Search code examples
phphtml-parsing

php-html-parser How to follow redirects


https://github.com/paquettg/php-html-parser Anybody knows how to to follow redirects in this library? For example:

require "vendor/autoload.php";
use PHPHtmlParser\Dom;
$dom = new Dom;
$dom->loadFromUrl($html);

Solution

  • Versions:

    • guzzlehttp/guzzle: "7.2.0"
    • paquettg/php-html-parser: "3.1.1"

    Why does the library not natively allow redirects?

    The loadFromUrl method has the following signature (at the time is 3.1.1)

        public function loadFromUrl(string $url, ?Options $options = null, ?ClientInterface $client = null, ?RequestInterface $request = null): Dom
        {
            if ($client === null) {
                $client = new Client();
            }
            if ($request === null) {
                $request = new Request('GET', $url);
            }
    
            $response = $client->sendRequest($request);
            $content = $response->getBody()->getContents();
    
            return $this->loadStr($content, $options);
        }
    

    Looking at the line $response = $client->sendRequest($request); it goes to Guzzle's Client - https://github.com/guzzle/guzzle/blob/master/src/Client.php#L131

    /**
    * The HttpClient PSR (PSR-18) specify this method.
    *
    * @inheritDoc
    */
    public function sendRequest(RequestInterface $request): ResponseInterface
    {
       $options[RequestOptions::SYNCHRONOUS] = true;
       $options[RequestOptions::ALLOW_REDIRECTS] = false;
       $options[RequestOptions::HTTP_ERRORS] = false;
    
       return $this->sendAsync($request, $options)->wait();
    }
    

    The $options[RequestOptions::ALLOW_REDIRECTS] = false; will automatically turn off redirects. No matter what you pass in with the Client or Request it will automatically turn off redirects.

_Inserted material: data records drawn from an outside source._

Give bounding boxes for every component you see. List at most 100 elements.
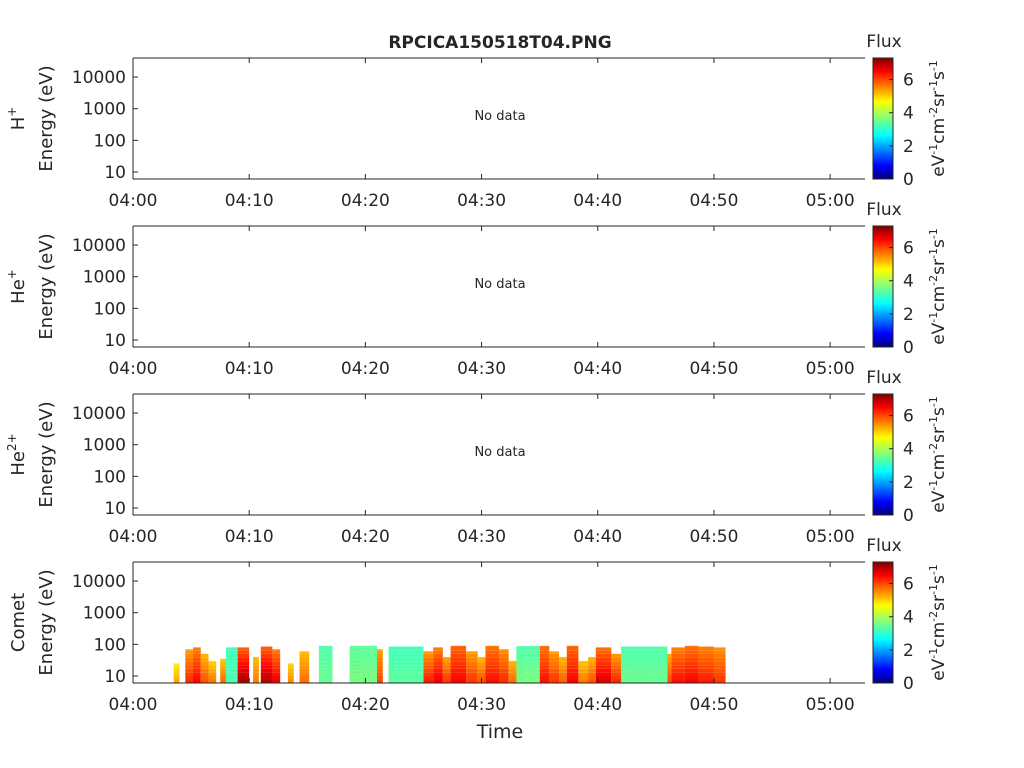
data-cell [566,657,579,662]
x-tick-label: 05:00 [806,359,855,379]
data-cell [516,650,540,654]
data-cell [388,657,424,662]
data-cell [237,668,250,673]
data-cell [299,679,310,683]
data-cell [349,661,377,666]
data-cell [477,657,486,662]
data-cell [516,646,540,651]
data-cell [200,668,209,673]
data-cell [466,661,478,666]
data-cell [349,675,377,680]
colorbar-label: eV-1cm-2sr-1s-1 [927,60,949,177]
data-cell [442,665,451,669]
data-cell [220,679,226,683]
x-tick-label: 04:20 [341,359,390,379]
data-cell [539,653,550,658]
data-cell [225,672,238,676]
y-tick-label: 1000 [83,268,126,288]
data-cell [349,679,377,683]
data-cell [713,672,726,676]
data-cell [566,668,579,673]
data-cell [588,668,596,673]
data-cell [253,668,259,673]
colorbar-gradient [872,393,894,516]
colorbar-title: Flux [866,200,901,220]
data-cell [684,645,699,647]
data-cell [684,657,699,662]
data-cell [611,672,623,676]
data-cell [200,653,209,658]
ylabel-species: He+ [5,269,29,304]
data-cell [566,679,579,683]
x-tick-label: 04:10 [225,359,274,379]
panel-1: 04:00 04:10 04:20 04:30 04:40 04:50 05:00 10 100… [5,32,949,211]
data-cell [260,653,273,658]
data-cell [485,661,499,666]
data-cell [566,665,579,669]
data-cell [220,658,226,662]
data-cell [713,647,726,651]
data-cell [713,665,726,669]
data-cell [621,661,668,666]
data-cell [442,672,451,676]
data-cell [220,668,226,673]
data-cell [671,647,685,651]
data-cell [423,672,434,676]
data-cell [349,653,377,658]
x-axis-label: Time [476,721,524,743]
data-cell [566,672,579,676]
data-cell [499,661,509,666]
data-cell [200,679,209,683]
data-cell [450,665,467,669]
panel-2: 04:00 04:10 04:20 04:30 04:40 04:50 05:00 10 100… [5,200,949,379]
data-cell [559,679,567,683]
data-cell [698,665,714,669]
data-cell [671,650,685,654]
data-cell [193,653,201,658]
data-cell [208,672,217,676]
data-cell [225,668,238,673]
data-cell [237,679,250,683]
data-cell [684,665,699,669]
data-cell [260,679,273,683]
data-cell [442,668,451,673]
data-cell [423,675,434,680]
colorbar-tick-label: 6 [903,575,914,595]
data-cell [260,657,273,662]
data-cell [499,650,509,654]
data-cell [193,668,201,673]
no-data-text: No data [474,445,525,460]
data-cell [559,665,567,669]
data-cell [539,679,550,683]
data-cell [260,650,273,654]
data-cell [508,672,517,676]
data-cell [193,679,201,683]
data-cell [193,661,201,666]
data-cell [237,661,250,666]
data-cell [684,668,699,673]
data-cell [173,663,180,666]
data-cell [477,672,486,676]
data-cell [237,647,250,651]
data-cell [578,679,589,683]
data-cell [595,668,612,673]
x-tick-label: 04:50 [689,191,738,211]
data-cell [466,675,478,680]
colorbar-tick-label: 2 [903,641,914,661]
data-cell [185,657,194,662]
data-cell [684,672,699,676]
data-cell [508,675,517,680]
data-cell [193,657,201,662]
data-cell [433,661,443,666]
data-cell [349,657,377,662]
x-tick-label: 04:30 [457,695,506,715]
colorbar-label: eV-1cm-2sr-1s-1 [927,564,949,681]
data-cell [559,675,567,680]
data-cell [466,657,478,662]
data-cell [566,661,579,666]
data-cell [220,661,226,666]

    How to follow redirects with the library

    Observing that the method loadFromUrl will make the request and get the response then use loadStr we'll mimic the same but use Guzzle (as it's a dependency of the library).

    <?php
    // Include the autoloader
    use GuzzleHttp\Client;
    use GuzzleHttp\Exception\GuzzleException;
    use PHPHtmlParser\Dom;
    
    include_once("vendor/autoload.php");
    
    $client = new Client();
    try {
        // Showing the allow_redirects for verbosity sake. This is on by default with GuzzleHTTP clients.
        $request = $client->request('GET', 'http://theeasyapi.com', ['allow_redirects' => true]);
    
        // This would work exactly the same
        //$request = $client->request('GET', 'http://theeasyapi.com');
    } catch(GuzzleException $e) {
        // Probably do something with $e
        var_dump($e->getMessage());
        exit;
    }
    
    $dom = new Dom();
    $domExample = $dom->loadStr($request->getBody()->getContents());
    foreach($domExample->find('a') as $link) {
        var_dump($link->text);
    }
    

    The code above will instantiate a new Guzzle Client, and make a request to the URL allowing redirects. The website used in this example is a site that will 301 redirect from non-secure to secure.